The Davis County Commission and Davis County Sheriff Todd Richardson wanted to make the gun range available to target shooters in hopes of curbing the potential for wildfires in the extremely dry conditions.
The gun range is on unincorporated county property near Fruit Heights.
Fire restrictions have been lifted as of Sept. 7 on all Bureau of Land Management, state and unincorporated private lands by order of the Utah Division of Forestry.
Before the public takes to the mountains to get in last-minute target practice before the fall hunts begin, county officials are urging the public to shoot at the Wasatch Shooters Range.

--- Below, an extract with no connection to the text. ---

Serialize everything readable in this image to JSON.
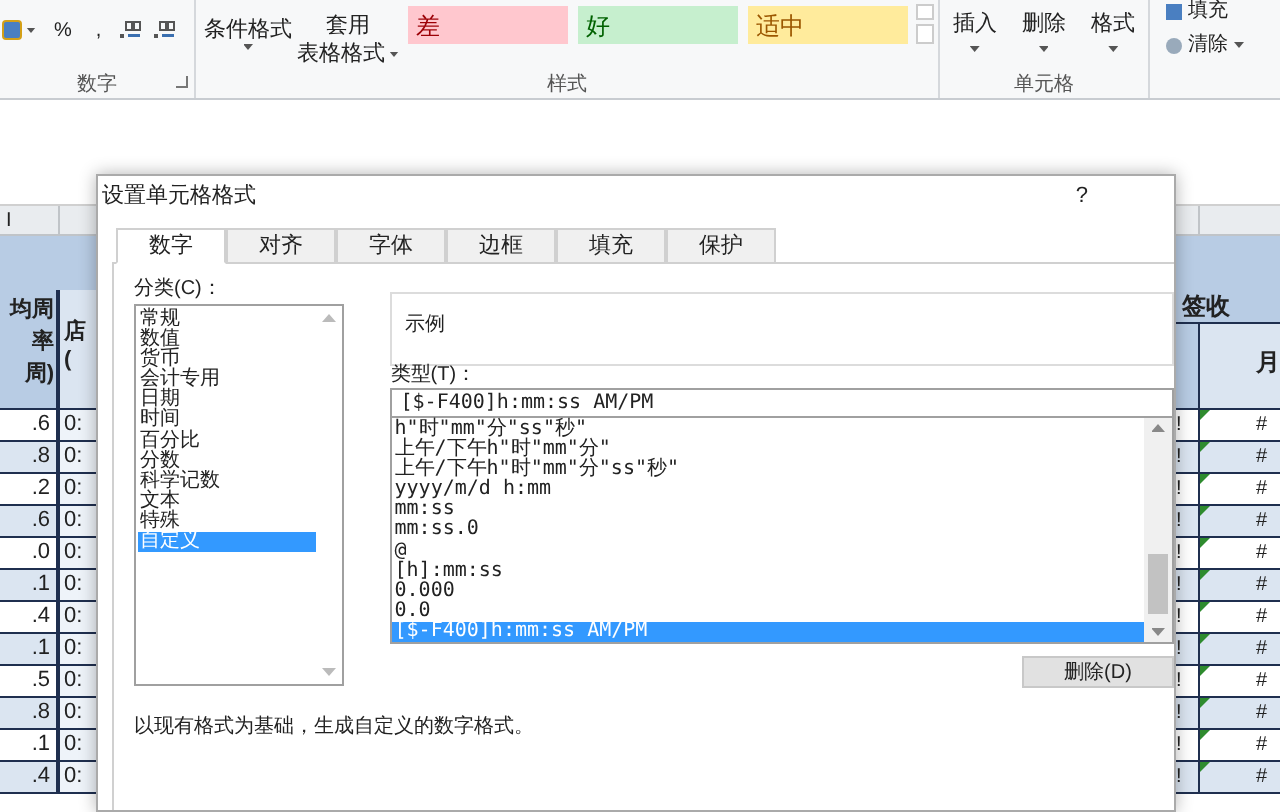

The county, when it comes to fire danger, is "not out of the woods yet," but it certainly is better off now than it was weeks ago, Davis County Fire Marshal Ellis Bruch said.
Humidity levels are higher and temperatures cooler, he said.
Bruch said it's his opinion that offering shooters a safe place to target practice minimized the county's fire danger by guns by 100 percent.
"Once the (restriction) order was put in place, we didn't have a single fire started by gunfire," he said.
This summer the county had two wildfires started by gunfire before the restriction order went into effect, Bruch said, versus having five wildfires started by gunfire last year when there were no restrictions.
"This is the first year we have ever had restrictions in place (all summer long) for target shooting," he said.
Davis County Commissioner John Petroff Jr. agreed that fire restrictions and opening up the gun range to the public has helped keep wildfires down in Davis County.
"I think it has been effective," he said.
People still have to go through their respective fire departments for agricultural or debris burning permits through Oct. 31, Bruch said.
While the state fire restriction on target shooting is rescinded, the BLM still has a temporary shooting restriction in place on about 900 acres of land west of Utah Lake.
"The danger isn't gone and fire season isn't over yet. We still need to use good, safe campfire practices, and everyone needs to be careful doing anything that might lead to wildfire," said state Forester Dick Buehler.